1st UTAD Conference: “Origins” , Ankara, Türkiye, 14 - 16 Eylül 2023

  • Yayın Türü: Bildiri / Özet Bildiri
  • Basıldığı Şehir: Ankara
  • Basıldığı Ülke: Türkiye
  • Ankara Üniversitesi Adresli: Evet

Özet

Butler’s Reading Antigone: The Legacy of Antigone’s Defiance in the 21st Century

Written by Sophocles in 441 BC, Antigone follows Oedipus Rex and Oedipus at Colonus. After Oedipus is banished from Thebes, his sons Eteocles and Polynices are engaged in a civil war, dying fighting each other. The new ruler Creon orders that Eteocles be buried in honour and Polynices lie unburied. However, Antigone buries her brother and thus defies Creon’s edict. For that, Creon orders that Antigone be immured in a cave where she hangs herself. The multivalent meanings of the figure of Antigone have captivated thinkers such as Hegel, Lacan and Butler. Butler focuses on the character of Antigone, reclaims her revolutionary importance, emancipating it for a progressive approach to sexual politics in the 21st century. Antigone’s defiance causes her death, so Butler wonders what forms of kinship may have helped her to live.

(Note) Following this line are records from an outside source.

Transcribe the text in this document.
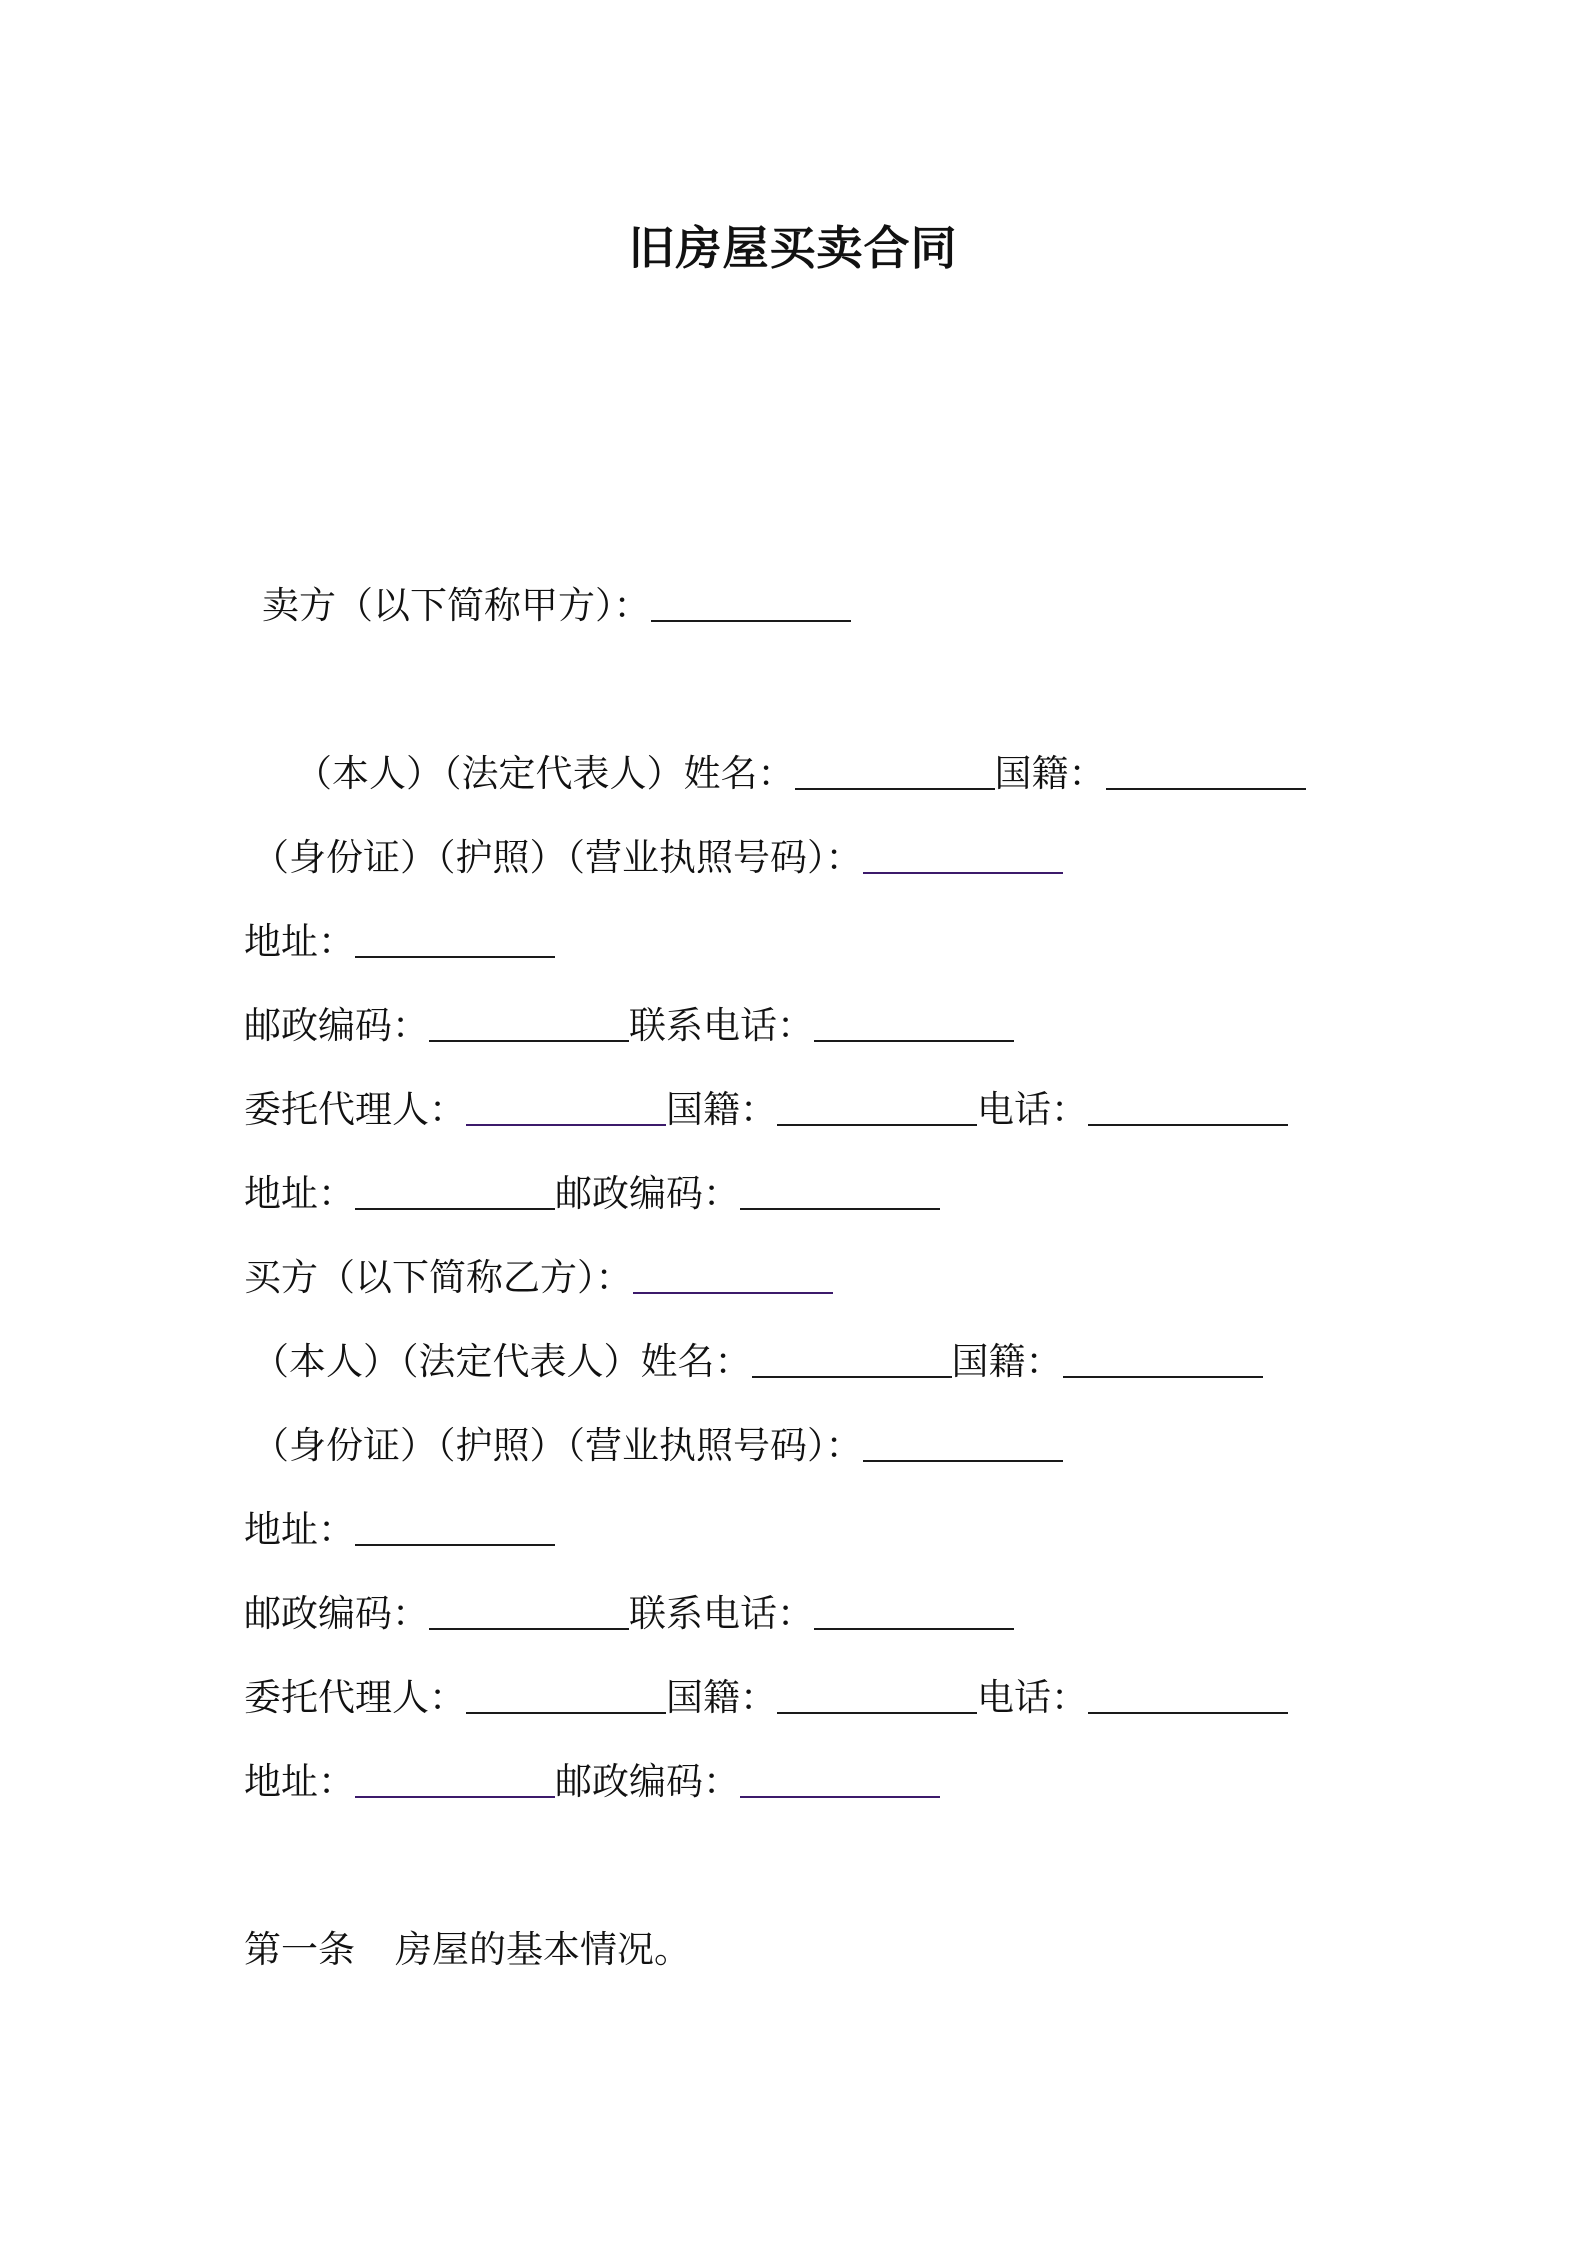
旧房屋买卖合同
卖方（以下简称甲方）：
（本人）（法定代表人）姓名：	国籍：
（身份证）（护照）（营业执照号码）：
地址：
邮政编码：	联系电话：
委托代理人：	国籍：	电话：
地址：	邮政编码：
买方（以下简称乙方）：
（本人）（法定代表人）姓名：	国籍：
（身份证）（护照）（营业执照号码）：
地址：
邮政编码：	联系电话：
委托代理人：	国籍：	电话：
地址：	邮政编码：
第一条 房屋的基本情况。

She questions whether psychoanalysis would have been different had it focused on Antigone “the postoedipal subject” rather than Oedipus. She wonders what forms of new kinship may be recognised if the incest taboo is reconsidered so that it does not make heterosexuality mandatory. Butler argues Antigone can be regarded as a model whereby society can embrace ideas of “radical kinship.” She relates Antigone’s assertiveness to the claims made by those whose relations are now seen as forms of improper kinship. Hence, this paper interrogates how the origins of ancient Greek tragedy can help us reconceive the queer forms of radical kinship in the 21st century.